Last year, in July, I hit a really low patch with my anxiety. My anxiety which, I thought, was getting better. In a way it was – at least I wasn’t scared to do EVERYTHING anymore. But deep down, I knew I was stuck. I had reached a wall that I just WASN’T getting past. My life felt completely halted but my anxiety and all the things I never thought I’d never be able to do and all the “normal” life I never thought I’d have again.
After a pretty severe bout of health anxiety which had me crying to my nurse, she promptly made me an appointment with the doctor to discuss medication and additional therapy. I’ve said it before but I cannot fault the care I received from my nurse and doctor during that period. They were so on the ball with everything and genuinely cared about my well-being.
So, after 8 years of refusing medication on the grounds of:
- I was scared of the side effects and
- I wanted to BEAT THIS ON MY OWN
- Being on my high horse
I finally started Citalopram – a common SSRI used for depression and anxiety disorders. I finally caved. And in a way, it felt freeing to finally admit and accept that I did need extra help, despite for so long convincing myself and everyone around me that I was “better”. I wasn’t. And anxiety medication taught me that more than anything.
So in July, I started Citalopram. I was put on a tiny 10mg dose to start which is apparently quite common to get your body used to the change in hormones etc, which I stayed on for around 2 months. A little longer than average because I was still worried about the side effects of a heavier dose and I also had a holiday planned, which I didn’t want ruined by nausea or feeling dizzy.
I didn’t have to worry because my side effects were very minimal – even when I did up my dose to the therapeutic dose of 20mg. I felt a little sick occasionally but nothing ground breaking. My main side effect was a dry mouth which I was warned could happen. I’ve never peed so much in my life because I can’t stop drinking!
So point 1) of being scared of the side effects: COMPLETE.
Of course this is a strong medication and everyone reacts differently. Some people have very little side effects and others have loads but considering asking for Citalopram is certainly not a decision you should make based on someone else’s experience.
As for the high horse… Well… I had been well and truly kicked off of mine. I’ve always wanted to “beat” this anxiety on my own – only with the help of therapists (the one I saw years ago was incredibly helpful) and herbal remedies such as Bachs and Kalms. I wanted to stay away from medication at all costs.
8 years I lived with this attitude. And whilst yes, I did get better over time, like I said, I’d hit that wall. I wasn’t progressing any further.
Until I started medication. And truthfully, I’m kicking myself that I didn’t get down off that bloody horse sooner.
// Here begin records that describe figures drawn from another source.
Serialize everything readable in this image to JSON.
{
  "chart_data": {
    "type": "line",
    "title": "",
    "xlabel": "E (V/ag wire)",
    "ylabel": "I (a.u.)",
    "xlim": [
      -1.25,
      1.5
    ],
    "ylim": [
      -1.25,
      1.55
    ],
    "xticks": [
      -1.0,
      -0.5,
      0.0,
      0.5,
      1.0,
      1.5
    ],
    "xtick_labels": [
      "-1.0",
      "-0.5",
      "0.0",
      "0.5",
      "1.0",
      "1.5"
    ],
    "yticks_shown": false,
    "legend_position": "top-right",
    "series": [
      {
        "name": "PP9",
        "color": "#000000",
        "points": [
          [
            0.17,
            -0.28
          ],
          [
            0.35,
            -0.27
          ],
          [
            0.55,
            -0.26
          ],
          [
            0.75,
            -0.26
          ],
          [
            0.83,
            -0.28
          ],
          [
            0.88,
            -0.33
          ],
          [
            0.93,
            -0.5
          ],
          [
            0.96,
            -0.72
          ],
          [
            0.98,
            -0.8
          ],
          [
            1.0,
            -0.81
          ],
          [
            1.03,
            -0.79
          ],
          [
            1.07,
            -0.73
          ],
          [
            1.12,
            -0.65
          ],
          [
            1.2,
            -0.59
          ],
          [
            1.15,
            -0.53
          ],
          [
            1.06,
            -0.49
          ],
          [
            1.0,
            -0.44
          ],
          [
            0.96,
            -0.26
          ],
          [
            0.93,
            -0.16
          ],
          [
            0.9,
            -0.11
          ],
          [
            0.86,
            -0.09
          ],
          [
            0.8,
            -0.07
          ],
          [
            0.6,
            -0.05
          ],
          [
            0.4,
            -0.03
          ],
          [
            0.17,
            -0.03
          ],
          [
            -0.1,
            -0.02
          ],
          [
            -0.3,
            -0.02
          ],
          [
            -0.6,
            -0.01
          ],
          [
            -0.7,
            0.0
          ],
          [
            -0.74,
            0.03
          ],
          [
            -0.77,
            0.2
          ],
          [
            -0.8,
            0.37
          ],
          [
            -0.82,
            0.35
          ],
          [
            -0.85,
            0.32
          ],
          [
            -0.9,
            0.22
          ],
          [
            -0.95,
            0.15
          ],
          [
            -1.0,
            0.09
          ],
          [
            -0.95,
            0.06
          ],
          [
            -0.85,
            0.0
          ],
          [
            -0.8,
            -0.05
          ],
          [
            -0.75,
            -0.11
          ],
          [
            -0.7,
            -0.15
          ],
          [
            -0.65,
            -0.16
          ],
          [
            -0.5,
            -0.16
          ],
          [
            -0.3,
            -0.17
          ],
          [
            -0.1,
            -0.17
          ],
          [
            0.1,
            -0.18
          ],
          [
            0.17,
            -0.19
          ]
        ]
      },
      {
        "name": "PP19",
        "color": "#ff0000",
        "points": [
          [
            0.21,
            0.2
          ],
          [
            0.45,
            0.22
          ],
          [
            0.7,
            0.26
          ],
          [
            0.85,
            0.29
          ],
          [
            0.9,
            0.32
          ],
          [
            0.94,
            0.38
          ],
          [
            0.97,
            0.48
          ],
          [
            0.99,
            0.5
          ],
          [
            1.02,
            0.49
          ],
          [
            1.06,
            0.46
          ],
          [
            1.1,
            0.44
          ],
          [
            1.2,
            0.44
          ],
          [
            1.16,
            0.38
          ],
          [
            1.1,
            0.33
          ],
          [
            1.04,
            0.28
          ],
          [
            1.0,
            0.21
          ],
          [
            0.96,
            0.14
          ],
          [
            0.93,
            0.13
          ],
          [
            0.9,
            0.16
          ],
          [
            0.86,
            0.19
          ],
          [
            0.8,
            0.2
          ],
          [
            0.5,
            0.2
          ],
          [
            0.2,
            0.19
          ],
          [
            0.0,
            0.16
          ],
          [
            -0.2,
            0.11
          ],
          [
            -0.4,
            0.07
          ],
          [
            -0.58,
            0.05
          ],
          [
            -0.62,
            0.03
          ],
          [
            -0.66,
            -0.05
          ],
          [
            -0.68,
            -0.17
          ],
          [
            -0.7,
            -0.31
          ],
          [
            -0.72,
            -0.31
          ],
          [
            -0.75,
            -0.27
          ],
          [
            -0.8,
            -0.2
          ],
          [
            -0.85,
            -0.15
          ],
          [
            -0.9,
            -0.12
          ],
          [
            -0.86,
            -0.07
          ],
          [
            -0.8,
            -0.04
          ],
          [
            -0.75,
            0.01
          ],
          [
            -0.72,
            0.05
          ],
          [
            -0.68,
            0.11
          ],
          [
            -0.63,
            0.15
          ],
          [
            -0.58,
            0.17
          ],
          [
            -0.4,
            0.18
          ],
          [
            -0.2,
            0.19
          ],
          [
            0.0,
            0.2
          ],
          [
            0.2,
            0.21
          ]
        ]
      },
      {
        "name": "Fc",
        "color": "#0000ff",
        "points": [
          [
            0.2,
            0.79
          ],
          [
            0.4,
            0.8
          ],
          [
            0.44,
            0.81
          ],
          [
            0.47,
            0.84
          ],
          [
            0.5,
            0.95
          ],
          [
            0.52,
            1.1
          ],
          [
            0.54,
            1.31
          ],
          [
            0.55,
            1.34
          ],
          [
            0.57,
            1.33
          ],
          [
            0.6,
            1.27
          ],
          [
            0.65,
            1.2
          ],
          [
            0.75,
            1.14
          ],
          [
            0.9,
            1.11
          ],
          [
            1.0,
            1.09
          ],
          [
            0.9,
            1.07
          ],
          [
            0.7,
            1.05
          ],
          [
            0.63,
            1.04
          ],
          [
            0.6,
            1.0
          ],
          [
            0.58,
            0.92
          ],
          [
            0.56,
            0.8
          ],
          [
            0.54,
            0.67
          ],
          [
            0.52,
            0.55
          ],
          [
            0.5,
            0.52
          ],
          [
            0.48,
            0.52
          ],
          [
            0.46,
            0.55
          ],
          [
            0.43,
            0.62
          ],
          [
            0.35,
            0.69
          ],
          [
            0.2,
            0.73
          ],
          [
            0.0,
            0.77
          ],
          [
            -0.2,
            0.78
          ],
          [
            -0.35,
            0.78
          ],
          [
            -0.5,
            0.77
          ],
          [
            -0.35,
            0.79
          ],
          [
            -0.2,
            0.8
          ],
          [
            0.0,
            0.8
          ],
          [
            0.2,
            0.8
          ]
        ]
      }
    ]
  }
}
Medication has been a life starter for me. This tiny white pill has given me my life back. Of course there’s been other contributing factors, such as extra group counselling and making new friends through the course. But I wouldn’t have gotten anywhere without this medication.
Over the last 6 months I’ve:
- Gone out for tea and cake by myself – something I haven’t been able to do in almost a decade
- Took myself on a solo cinema trip – one of my 2020 goals!
- I’ve started driving again. My anxiety made it impossible for me to drive but now I’m driving places on my own with little to no anxiety. Something I never thought I’d be able to do again.
- I’ve booked a trip away by myself. Something I wouldn’t have been able to even fathom a year ago.
- Started a new exercise programme and I’m getting fitter and healthier than I have been in years.
- I’m making more plans than ever and the best part, is that I’m not dreading them anymore. Before Citalopram, although I could make plans and go out, there was always a part of me that dreaded it because I knew I was going to get so anxious.
- I’ve started to enjoy my life. Finally. For the first time in almost a decade, I AM LIVING. Not just sitting in my bedroom, existing.
I am in a better place mentally than I have been in a very long time. I mean… almost a decade long time. The second half of 2019 was the most transformative time of my life. I feel like it was laying the foundations for me for 2020 and beyond. What a time for a transformation. A new year. A new decade.
I’m not sitting here trying to sway you either way. Medication for mental illness is an incredibly personal thing that only you and your doctor should be making informed decisions about. But I think it’s important to share your stories. I’ve been on both sides of the coin and I know what works best for me now. And that’s all you can do – find what works best for YOU, whether that’s medication, therapy or even the stereotypically “bad” coping mechanisms, like finding the best payout casinos – I’m not one to judge. If you do it within moderation and are careful, then that’s fine.